First, with respect to the economic sub-index, Spain scores highest on women's economic rights (bearing in mind that this is a global index) but suffers in other areas, such as property rights, which are weighed down by the growing tax burden. Although economic activity has now more than recovered to the figures prior to the outbreak of the coronavirus pandemic (and therefore the weight of the State in both expenditure and revenue should have normalized), public spending has risen by 4.8 points of GDP between 2019 and 2023 and the tax burden has increased by 3.9 percentage points, with rises in personal income tax (due to non-deflation), social contributions and numerous corporate taxes.

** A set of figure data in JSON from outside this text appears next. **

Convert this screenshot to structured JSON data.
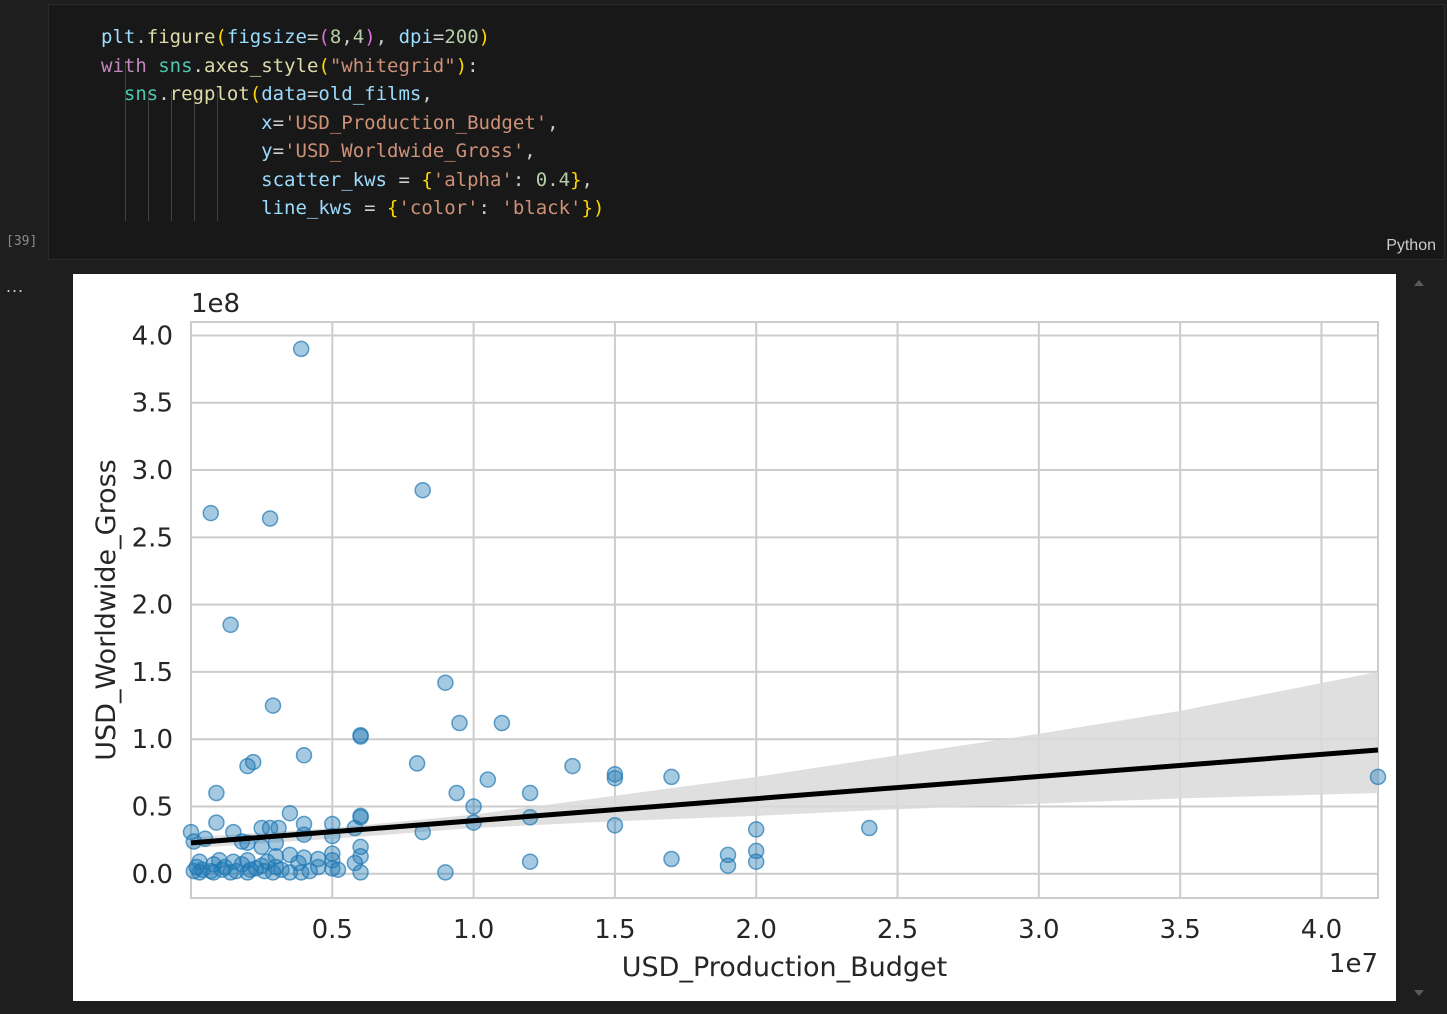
{
  "cell": {
    "execution_count": "[39]",
    "language": "Python",
    "code_lines": [
      "plt.figure(figsize=(8,4), dpi=200)",
      "with sns.axes_style(\"whitegrid\"):",
      "  sns.regplot(data=old_films,",
      "              x='USD_Production_Budget',",
      "              y='USD_Worldwide_Gross',",
      "              scatter_kws = {'alpha': 0.4},",
      "              line_kws = {'color': 'black'})"
    ]
  },
  "output": {
    "menu_label": "..."
  },
  "colors": {
    "points": "#1f77b4",
    "regression_line": "#000000",
    "confidence_band": "#d9d9d9",
    "grid": "#cccccc",
    "code_keyword": "#c586c0",
    "code_function": "#dcdcaa",
    "code_variable": "#9cdcfe",
    "code_string": "#ce9178",
    "code_number": "#b5cea8",
    "code_module": "#4ec9b0"
  },
  "chart_data": {
    "type": "scatter",
    "xlabel": "USD_Production_Budget",
    "ylabel": "USD_Worldwide_Gross",
    "x_offset_label": "1e7",
    "y_offset_label": "1e8",
    "x_multiplier": 10000000,
    "y_multiplier": 100000000,
    "xlim": [
      0,
      42000000
    ],
    "ylim": [
      -18000000,
      410000000
    ],
    "x_ticks": [
      5000000,
      10000000,
      15000000,
      20000000,
      25000000,
      30000000,
      35000000,
      40000000
    ],
    "x_tick_labels": [
      "0.5",
      "1.0",
      "1.5",
      "2.0",
      "2.5",
      "3.0",
      "3.5",
      "4.0"
    ],
    "y_ticks": [
      0,
      50000000,
      100000000,
      150000000,
      200000000,
      250000000,
      300000000,
      350000000,
      400000000
    ],
    "y_tick_labels": [
      "0.0",
      "0.5",
      "1.0",
      "1.5",
      "2.0",
      "2.5",
      "3.0",
      "3.5",
      "4.0"
    ],
    "grid": "on",
    "points_alpha": 0.4,
    "points": [
      [
        3900000,
        390000000
      ],
      [
        8200000,
        285000000
      ],
      [
        700000,
        268000000
      ],
      [
        2800000,
        264000000
      ],
      [
        1400000,
        185000000
      ],
      [
        9000000,
        142000000
      ],
      [
        2900000,
        125000000
      ],
      [
        9500000,
        112000000
      ],
      [
        11000000,
        112000000
      ],
      [
        6000000,
        103000000
      ],
      [
        6000000,
        102000000
      ],
      [
        4000000,
        88000000
      ],
      [
        2200000,
        83000000
      ],
      [
        2000000,
        80000000
      ],
      [
        8000000,
        82000000
      ],
      [
        13500000,
        80000000
      ],
      [
        10500000,
        70000000
      ],
      [
        15000000,
        74000000
      ],
      [
        15000000,
        71000000
      ],
      [
        17000000,
        72000000
      ],
      [
        42000000,
        72000000
      ],
      [
        900000,
        60000000
      ],
      [
        9400000,
        60000000
      ],
      [
        12000000,
        60000000
      ],
      [
        10000000,
        50000000
      ],
      [
        3500000,
        45000000
      ],
      [
        6000000,
        43000000
      ],
      [
        6000000,
        42000000
      ],
      [
        12000000,
        42000000
      ],
      [
        900000,
        38000000
      ],
      [
        4000000,
        37000000
      ],
      [
        5000000,
        37000000
      ],
      [
        10000000,
        38000000
      ],
      [
        15000000,
        36000000
      ],
      [
        2500000,
        34000000
      ],
      [
        2800000,
        34000000
      ],
      [
        3100000,
        34000000
      ],
      [
        5800000,
        34000000
      ],
      [
        24000000,
        34000000
      ],
      [
        20000000,
        33000000
      ],
      [
        1500000,
        31000000
      ],
      [
        0,
        31000000
      ],
      [
        8200000,
        31000000
      ],
      [
        4000000,
        29000000
      ],
      [
        5000000,
        28000000
      ],
      [
        500000,
        26000000
      ],
      [
        100000,
        24000000
      ],
      [
        3000000,
        23000000
      ],
      [
        1800000,
        24000000
      ],
      [
        2000000,
        23000000
      ],
      [
        6000000,
        20000000
      ],
      [
        2500000,
        20000000
      ],
      [
        20000000,
        17000000
      ],
      [
        19000000,
        14000000
      ],
      [
        6000000,
        13000000
      ],
      [
        5000000,
        15000000
      ],
      [
        3500000,
        14000000
      ],
      [
        3000000,
        13000000
      ],
      [
        4000000,
        12000000
      ],
      [
        17000000,
        11000000
      ],
      [
        4500000,
        11000000
      ],
      [
        5000000,
        10000000
      ],
      [
        2000000,
        10000000
      ],
      [
        1000000,
        10000000
      ],
      [
        300000,
        9000000
      ],
      [
        1500000,
        9000000
      ],
      [
        2700000,
        9000000
      ],
      [
        3800000,
        8000000
      ],
      [
        12000000,
        9000000
      ],
      [
        20000000,
        9000000
      ],
      [
        5800000,
        8000000
      ],
      [
        800000,
        7000000
      ],
      [
        1800000,
        7000000
      ],
      [
        2500000,
        6000000
      ],
      [
        19000000,
        6000000
      ],
      [
        3000000,
        5000000
      ],
      [
        4500000,
        5000000
      ],
      [
        1200000,
        5000000
      ],
      [
        200000,
        5000000
      ],
      [
        2300000,
        4000000
      ],
      [
        3200000,
        3000000
      ],
      [
        5000000,
        4000000
      ],
      [
        5200000,
        3000000
      ],
      [
        400000,
        3000000
      ],
      [
        1100000,
        3000000
      ],
      [
        1600000,
        2000000
      ],
      [
        700000,
        2000000
      ],
      [
        2600000,
        2000000
      ],
      [
        3500000,
        1000000
      ],
      [
        6000000,
        1000000
      ],
      [
        9000000,
        1000000
      ],
      [
        300000,
        1000000
      ],
      [
        800000,
        1000000
      ],
      [
        1400000,
        1000000
      ],
      [
        2000000,
        1000000
      ],
      [
        2900000,
        1000000
      ],
      [
        3900000,
        1000000
      ],
      [
        4200000,
        2000000
      ],
      [
        100000,
        2000000
      ],
      [
        2100000,
        3000000
      ]
    ],
    "regression": {
      "x": [
        0,
        42000000
      ],
      "y": [
        23000000,
        92000000
      ]
    },
    "confidence_band": {
      "x": [
        0,
        5000000,
        10000000,
        15000000,
        20000000,
        25000000,
        30000000,
        35000000,
        42000000
      ],
      "upper": [
        27000000,
        34000000,
        44000000,
        58000000,
        72000000,
        88000000,
        104000000,
        121000000,
        150000000
      ],
      "lower": [
        19000000,
        26000000,
        34000000,
        39000000,
        43000000,
        48000000,
        52000000,
        56000000,
        60000000
      ]
    }
  }
}
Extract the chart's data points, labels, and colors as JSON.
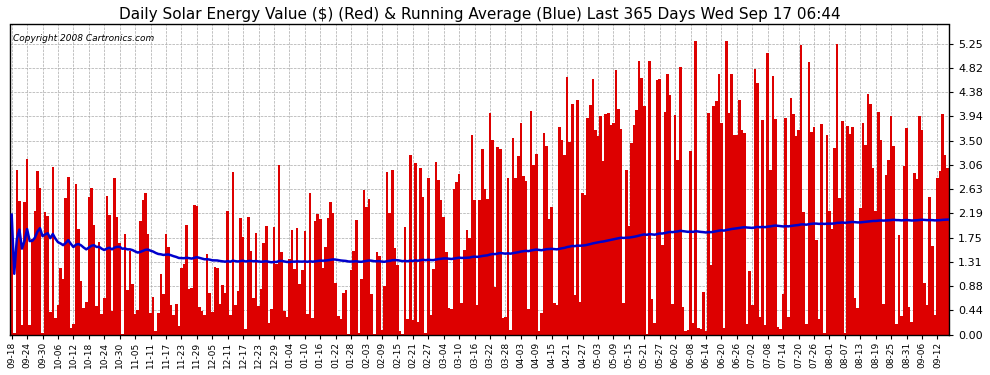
{
  "title": "Daily Solar Energy Value ($) (Red) & Running Average (Blue) Last 365 Days Wed Sep 17 06:44",
  "copyright": "Copyright 2008 Cartronics.com",
  "bar_color": "#dd0000",
  "line_color": "#0000cc",
  "background_color": "#ffffff",
  "grid_color": "#aaaaaa",
  "yticks": [
    0.0,
    0.44,
    0.88,
    1.31,
    1.75,
    2.19,
    2.63,
    3.06,
    3.5,
    3.94,
    4.38,
    4.82,
    5.25
  ],
  "ylim": [
    0.0,
    5.6
  ],
  "title_fontsize": 11,
  "tick_fontsize": 8,
  "start_date": "2007-09-18",
  "n_days": 365,
  "tick_every": 6
}
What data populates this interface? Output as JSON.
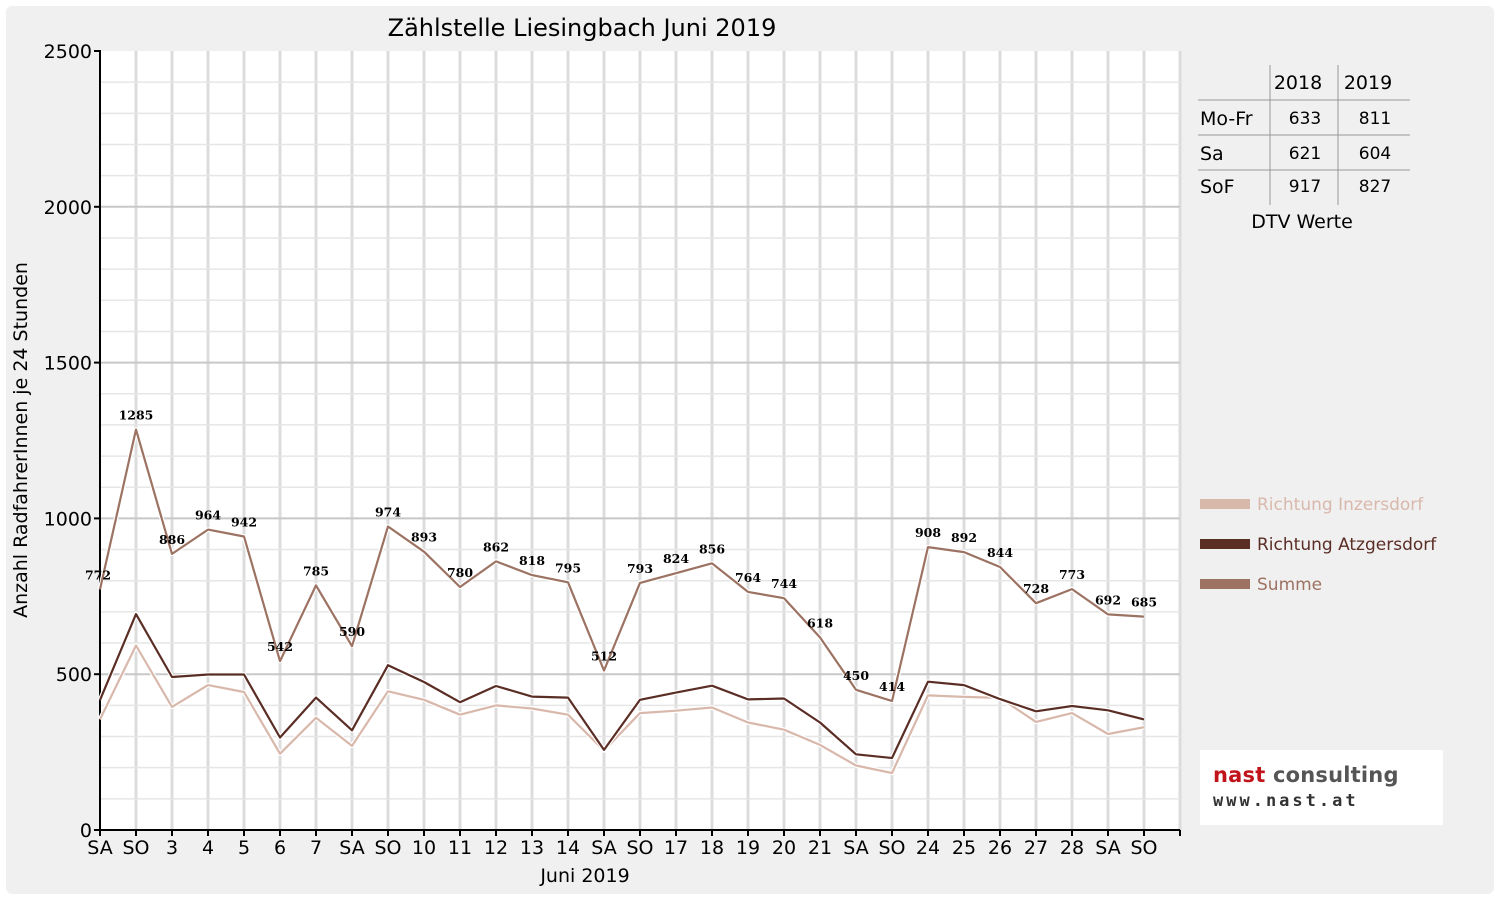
{
  "chart_data": {
    "type": "line",
    "title": "Zählstelle Liesingbach Juni 2019",
    "ylabel": "Anzahl RadfahrerInnen je 24 Stunden",
    "xlabel": "Juni 2019",
    "ylim": [
      0,
      2500
    ],
    "yticks": [
      "0",
      "500",
      "1000",
      "1500",
      "2000",
      "2500"
    ],
    "grid": true,
    "legend_position": "right",
    "categories": [
      "SA",
      "SO",
      "3",
      "4",
      "5",
      "6",
      "7",
      "SA",
      "SO",
      "10",
      "11",
      "12",
      "13",
      "14",
      "SA",
      "SO",
      "17",
      "18",
      "19",
      "20",
      "21",
      "SA",
      "SO",
      "24",
      "25",
      "26",
      "27",
      "28",
      "SA",
      "SO"
    ],
    "red_categories": [
      1,
      8,
      9,
      15,
      19,
      22,
      29
    ],
    "series": [
      {
        "name": "Richtung Inzersdorf",
        "color": "#d9b8ac",
        "values": [
          355,
          592,
          395,
          465,
          443,
          245,
          360,
          270,
          445,
          418,
          370,
          400,
          390,
          370,
          255,
          375,
          383,
          393,
          345,
          322,
          273,
          207,
          183,
          432,
          427,
          424,
          347,
          375,
          308,
          330
        ]
      },
      {
        "name": "Richtung Atzgersdorf",
        "color": "#5a2d25",
        "values": [
          417,
          693,
          491,
          499,
          499,
          297,
          425,
          320,
          529,
          475,
          410,
          462,
          428,
          425,
          257,
          418,
          441,
          463,
          419,
          422,
          345,
          243,
          231,
          476,
          465,
          420,
          381,
          398,
          384,
          355
        ]
      },
      {
        "name": "Summe",
        "color": "#9c7262",
        "values": [
          772,
          1285,
          886,
          964,
          942,
          542,
          785,
          590,
          974,
          893,
          780,
          862,
          818,
          795,
          512,
          793,
          824,
          856,
          764,
          744,
          618,
          450,
          414,
          908,
          892,
          844,
          728,
          773,
          692,
          685
        ]
      }
    ],
    "summe_labels": [
      "772",
      "1285",
      "886",
      "964",
      "942",
      "542",
      "785",
      "590",
      "974",
      "893",
      "780",
      "862",
      "818",
      "795",
      "512",
      "793",
      "824",
      "856",
      "764",
      "744",
      "618",
      "450",
      "414",
      "908",
      "892",
      "844",
      "728",
      "773",
      "692",
      "685"
    ]
  },
  "dtv_table": {
    "columns": [
      "2018",
      "2019"
    ],
    "rows": [
      {
        "label": "Mo-Fr",
        "v2018": "633",
        "v2019": "811"
      },
      {
        "label": "Sa",
        "v2018": "621",
        "v2019": "604"
      },
      {
        "label": "SoF",
        "v2018": "917",
        "v2019": "827"
      }
    ],
    "caption": "DTV Werte"
  },
  "logo": {
    "part1": "nast ",
    "part2": "consulting",
    "url": "www.nast.at"
  }
}
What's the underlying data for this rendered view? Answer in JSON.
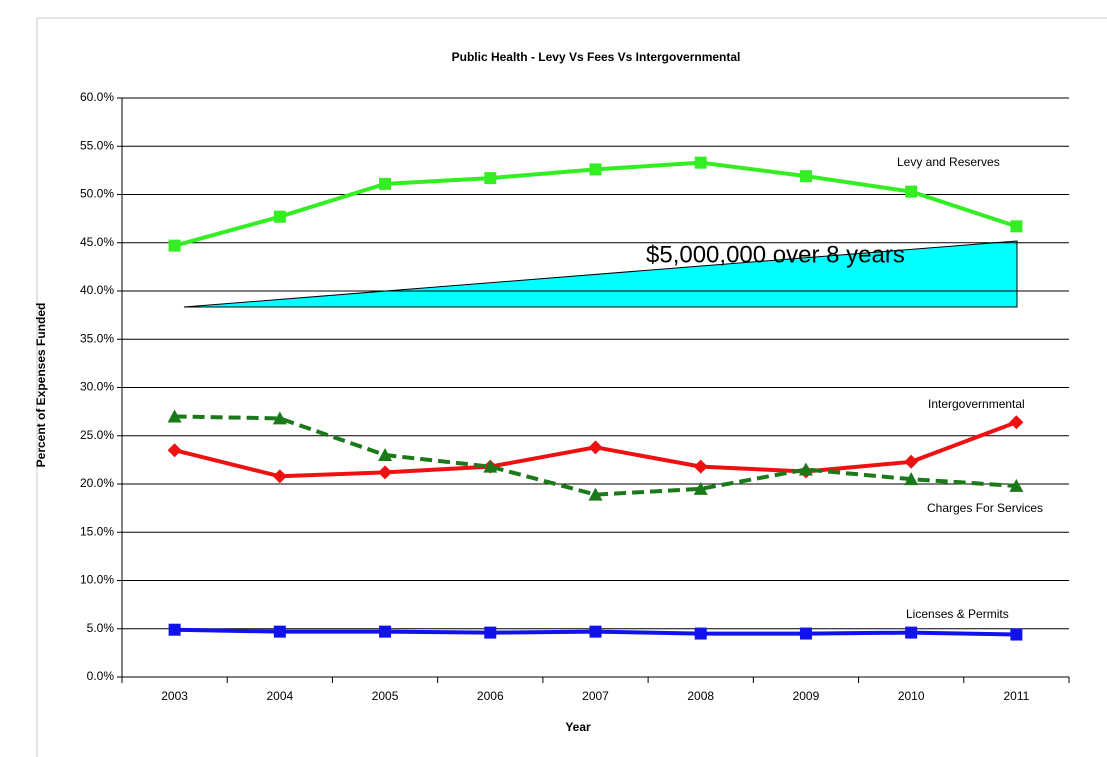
{
  "chart_data": {
    "type": "line",
    "title": "Public Health - Levy Vs Fees Vs Intergovernmental",
    "x_label": "Year",
    "y_label": "Percent of Expenses Funded",
    "categories": [
      "2003",
      "2004",
      "2005",
      "2006",
      "2007",
      "2008",
      "2009",
      "2010",
      "2011"
    ],
    "series": [
      {
        "name": "Levy and Reserves",
        "color": "#33ee22",
        "marker": "square",
        "dashed": false,
        "values": [
          44.7,
          47.7,
          51.1,
          51.7,
          52.6,
          53.3,
          51.9,
          50.3,
          46.7
        ]
      },
      {
        "name": "Intergovernmental",
        "color": "#ee1111",
        "marker": "diamond",
        "dashed": false,
        "values": [
          23.5,
          20.8,
          21.2,
          21.8,
          23.8,
          21.8,
          21.3,
          22.3,
          26.4
        ]
      },
      {
        "name": "Charges For Services",
        "color": "#1a7a1a",
        "marker": "triangle",
        "dashed": true,
        "values": [
          27.0,
          26.8,
          23.0,
          21.8,
          18.9,
          19.5,
          21.5,
          20.5,
          19.8
        ]
      },
      {
        "name": "Licenses & Permits",
        "color": "#1111ee",
        "marker": "square",
        "dashed": false,
        "values": [
          4.9,
          4.7,
          4.7,
          4.6,
          4.7,
          4.5,
          4.5,
          4.6,
          4.4
        ]
      }
    ],
    "annotation": "$5,000,000 over 8 years",
    "ylim": [
      0,
      60
    ],
    "yticks": [
      {
        "value": 0,
        "label": "0.0%"
      },
      {
        "value": 5,
        "label": "5.0%"
      },
      {
        "value": 10,
        "label": "10.0%"
      },
      {
        "value": 15,
        "label": "15.0%"
      },
      {
        "value": 20,
        "label": "20.0%"
      },
      {
        "value": 25,
        "label": "25.0%"
      },
      {
        "value": 30,
        "label": "30.0%"
      },
      {
        "value": 35,
        "label": "35.0%"
      },
      {
        "value": 40,
        "label": "40.0%"
      },
      {
        "value": 45,
        "label": "45.0%"
      },
      {
        "value": 50,
        "label": "50.0%"
      },
      {
        "value": 55,
        "label": "55.0%"
      },
      {
        "value": 60,
        "label": "60.0%"
      }
    ],
    "grid": true
  }
}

Secondly, the legal sub-index is perhaps the one that most detracts from Spain's position in the world ranking, as the country does not fare well in each of its components. On the one hand, corruption is a particularly bad statistic (which will probably reach an even worse record in subsequent editions); but to this must also be added the relative lack of legal certainty and legal clarity, both weighed down by overregulation by both the State and the Autonomous Communities, city councils and the EU. All in all, Spain shows good data in terms of judicial control of the Executive, thanks to the fact that the Government's harassment of the judges of the procés and the CGPJ has not affected their independence.

And, finally, within the political variable, the country scores very well in terms of the cleanliness of elections but falters in terms of legislative limits to the action of the Executive. During the last few years, the Government of Sánchez has abused the formula of the decree, which the Constitution reserves for cases of "extraordinary and urgent need" to reduce parliamentary control, even in cases of minor importance or in which a deferred entry into force was foreseen, something criticized by many sectors affected by regulatory changes without taking into account the opinion of the companies, such as real estate, finance, energy, agriculture or industry, since this lack of predictability dynamites the business plans of the companies.